Mechanism of potent mutagenic action of N-methyl-N'-nitro-N-nitrosoguanidine on intracellular phage lambda.

N-Methyl-N′-nitro-N-nitrosoguanidine efficiently induces mutations from “clear” to “virulent” in phage λ only during the intracellular growth phase. Lambda DNA extracted from infected bacteria after treatment with MNNG³ produced a mutant yield about 100-fold higher than the spontaneous level upon transfection of MNNG-treated spheroplast cells, whereas the yield diminished an order of magnitude when assayed on untreated spheroplasts. As measured by ¹⁴C incorporation after treatment with methyl-¹⁴C]MNNG, λ DNA packed in head protein was methylated to about 3% by an MNNG dose of 0.6 mg/ml but was barely mutagenised; whereas intracellular λ DNA was methylated to no more than 0.6% by an MNNG dose of 0.09 mg/ml and was highly mutagenised. Lambda phages treated in vitro with ethyl methanesulfonate produced a rather low mutant yield on untreated cells but the yield increased about tenfold on MNNG-treated cells.
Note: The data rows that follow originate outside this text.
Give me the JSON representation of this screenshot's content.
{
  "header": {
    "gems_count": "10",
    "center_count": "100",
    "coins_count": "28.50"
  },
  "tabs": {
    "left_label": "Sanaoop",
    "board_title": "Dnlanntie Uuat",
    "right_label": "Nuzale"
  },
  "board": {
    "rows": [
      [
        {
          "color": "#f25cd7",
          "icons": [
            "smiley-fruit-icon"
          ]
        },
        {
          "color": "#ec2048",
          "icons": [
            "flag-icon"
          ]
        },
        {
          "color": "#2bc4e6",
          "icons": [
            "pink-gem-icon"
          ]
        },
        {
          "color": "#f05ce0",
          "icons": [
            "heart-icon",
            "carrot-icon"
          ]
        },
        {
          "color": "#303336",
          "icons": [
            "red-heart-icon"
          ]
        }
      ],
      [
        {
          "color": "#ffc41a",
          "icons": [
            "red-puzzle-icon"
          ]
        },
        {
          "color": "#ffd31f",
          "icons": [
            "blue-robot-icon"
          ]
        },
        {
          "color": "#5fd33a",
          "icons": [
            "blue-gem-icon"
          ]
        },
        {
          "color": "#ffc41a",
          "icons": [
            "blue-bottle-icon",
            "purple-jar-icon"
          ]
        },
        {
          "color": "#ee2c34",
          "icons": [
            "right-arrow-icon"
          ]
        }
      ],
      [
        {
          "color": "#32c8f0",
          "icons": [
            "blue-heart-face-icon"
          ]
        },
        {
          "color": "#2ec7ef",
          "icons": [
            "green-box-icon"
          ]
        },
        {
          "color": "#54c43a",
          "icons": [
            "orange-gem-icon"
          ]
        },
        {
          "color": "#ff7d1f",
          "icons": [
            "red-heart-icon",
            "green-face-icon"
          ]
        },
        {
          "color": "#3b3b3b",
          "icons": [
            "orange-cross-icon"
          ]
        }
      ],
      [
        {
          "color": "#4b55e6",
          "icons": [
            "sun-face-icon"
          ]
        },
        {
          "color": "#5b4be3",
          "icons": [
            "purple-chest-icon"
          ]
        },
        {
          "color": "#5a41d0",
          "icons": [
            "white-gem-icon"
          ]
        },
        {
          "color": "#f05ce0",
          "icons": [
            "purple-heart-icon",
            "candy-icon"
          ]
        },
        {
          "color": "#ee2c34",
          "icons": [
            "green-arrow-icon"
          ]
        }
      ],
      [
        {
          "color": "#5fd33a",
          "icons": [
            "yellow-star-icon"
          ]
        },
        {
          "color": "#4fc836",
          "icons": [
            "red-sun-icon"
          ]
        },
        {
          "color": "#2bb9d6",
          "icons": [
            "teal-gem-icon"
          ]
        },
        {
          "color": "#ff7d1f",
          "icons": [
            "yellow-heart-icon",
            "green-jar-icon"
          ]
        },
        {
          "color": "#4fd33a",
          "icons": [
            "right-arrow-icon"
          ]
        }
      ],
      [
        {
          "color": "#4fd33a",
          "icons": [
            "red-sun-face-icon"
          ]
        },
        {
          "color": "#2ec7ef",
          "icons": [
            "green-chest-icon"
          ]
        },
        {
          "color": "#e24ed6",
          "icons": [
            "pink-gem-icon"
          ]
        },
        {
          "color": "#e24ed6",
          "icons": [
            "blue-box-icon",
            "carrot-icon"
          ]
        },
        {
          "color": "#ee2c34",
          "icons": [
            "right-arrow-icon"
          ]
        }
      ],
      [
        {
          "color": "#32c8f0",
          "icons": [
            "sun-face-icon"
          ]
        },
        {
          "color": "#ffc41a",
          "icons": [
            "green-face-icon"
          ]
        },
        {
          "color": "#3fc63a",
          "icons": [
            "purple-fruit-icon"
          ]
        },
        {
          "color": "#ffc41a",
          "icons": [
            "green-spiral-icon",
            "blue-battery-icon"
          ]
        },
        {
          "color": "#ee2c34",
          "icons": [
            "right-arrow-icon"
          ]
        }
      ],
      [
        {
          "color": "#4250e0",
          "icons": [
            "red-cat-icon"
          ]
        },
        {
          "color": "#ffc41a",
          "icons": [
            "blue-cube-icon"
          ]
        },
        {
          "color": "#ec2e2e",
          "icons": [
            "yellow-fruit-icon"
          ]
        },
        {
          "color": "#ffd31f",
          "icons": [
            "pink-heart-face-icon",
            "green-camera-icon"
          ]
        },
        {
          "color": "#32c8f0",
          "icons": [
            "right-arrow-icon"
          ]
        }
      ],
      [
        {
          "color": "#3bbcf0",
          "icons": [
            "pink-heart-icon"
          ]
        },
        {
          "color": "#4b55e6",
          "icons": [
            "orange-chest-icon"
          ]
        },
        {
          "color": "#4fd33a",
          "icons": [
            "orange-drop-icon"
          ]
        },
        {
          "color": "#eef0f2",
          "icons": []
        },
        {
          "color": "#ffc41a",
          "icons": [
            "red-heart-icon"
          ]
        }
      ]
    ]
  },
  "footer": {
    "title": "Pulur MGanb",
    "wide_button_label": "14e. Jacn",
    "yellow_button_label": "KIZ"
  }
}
Mutability of untreated λ on cells having received an F′ factor was enhanced efficiently by ultraviolet light, but not so by MNNG, previously applied to the F′. Surprisingly similar MNNG dose-effect curves exist for enhancing spontaneous, mispairing (MNNG or EMS induced) and misrepair (ultraviolet light induced) mutagenesis of λ. From these and other data we conclude that MNNG hypermutagenesis results from a synergistic increase in mispairing probability of appropriately methylated bases (by action of MNNG in vivo) in the target gene within an MNNG-induced intracellular environment that has an enhanced mutagenic capacity.